The Reload
- Founder: Stephen Gutowski
- Founded: 2021
- Country: United States
- Website: thereload.com

= The Reload =

Subscription-based digital publication

The Reload is a publication about gun politics in the United States. Founded by Stephen Gutowski in 2021, the subscription-based website is intended as a response to what Gutowski characterizes as misinformation about firearms in the mainstream media. Gutowski is the sole editor and journalist for the self-published publication, which has been described as pro-Second Amendment.

== Background ==
Prior to founding The Reload, Stephen Gutowski worked as a beat reporter on the topic of guns at the conservative Washington Free Beacon for almost seven years. He is a certified firearms instructor.
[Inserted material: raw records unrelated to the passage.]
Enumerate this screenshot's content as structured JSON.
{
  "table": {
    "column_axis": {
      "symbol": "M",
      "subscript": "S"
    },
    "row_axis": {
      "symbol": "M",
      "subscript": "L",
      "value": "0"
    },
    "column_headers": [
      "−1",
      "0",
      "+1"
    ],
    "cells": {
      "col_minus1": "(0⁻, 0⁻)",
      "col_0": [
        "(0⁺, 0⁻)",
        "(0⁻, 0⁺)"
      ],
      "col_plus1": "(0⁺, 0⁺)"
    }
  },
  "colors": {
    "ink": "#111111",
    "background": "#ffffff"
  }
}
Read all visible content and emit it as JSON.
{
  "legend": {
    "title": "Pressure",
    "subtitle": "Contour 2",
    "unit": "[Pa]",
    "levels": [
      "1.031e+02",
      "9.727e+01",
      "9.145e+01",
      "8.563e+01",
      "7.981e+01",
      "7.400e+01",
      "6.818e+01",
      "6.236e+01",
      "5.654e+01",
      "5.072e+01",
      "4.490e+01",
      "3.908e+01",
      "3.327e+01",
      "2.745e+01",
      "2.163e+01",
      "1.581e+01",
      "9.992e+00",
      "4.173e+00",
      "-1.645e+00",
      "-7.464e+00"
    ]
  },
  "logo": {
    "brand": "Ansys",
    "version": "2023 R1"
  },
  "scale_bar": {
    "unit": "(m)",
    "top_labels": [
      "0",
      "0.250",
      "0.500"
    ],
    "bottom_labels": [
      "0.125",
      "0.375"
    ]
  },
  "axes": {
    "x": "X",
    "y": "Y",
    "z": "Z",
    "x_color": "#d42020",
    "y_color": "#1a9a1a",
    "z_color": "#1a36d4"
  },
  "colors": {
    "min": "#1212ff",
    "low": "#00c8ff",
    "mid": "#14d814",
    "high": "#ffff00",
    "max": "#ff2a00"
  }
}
Gutowski decided to leave the Free Beacon after observing the amount of profit other commentators were making by moving to the subscription-based platform Substack.

== Establishment ==
The Reload was founded by Stephen Gutowski in 2021. A subscription-based website, it is intended as a response to what Gutowski characterizes as misinformation about firearms and related issues in the mainstream media. Gutowski built the website himself.

== Structure ==

=== Editorial structure ===
Gutowski is the editor, publisher, and journalist for The Reload.

=== Pricing ===
As of April 2021, a subscription to the publication cost $10 per month.

== Stances ==
National Public Radio has described The Reload as "a pro-Second Amendment gun issue publication".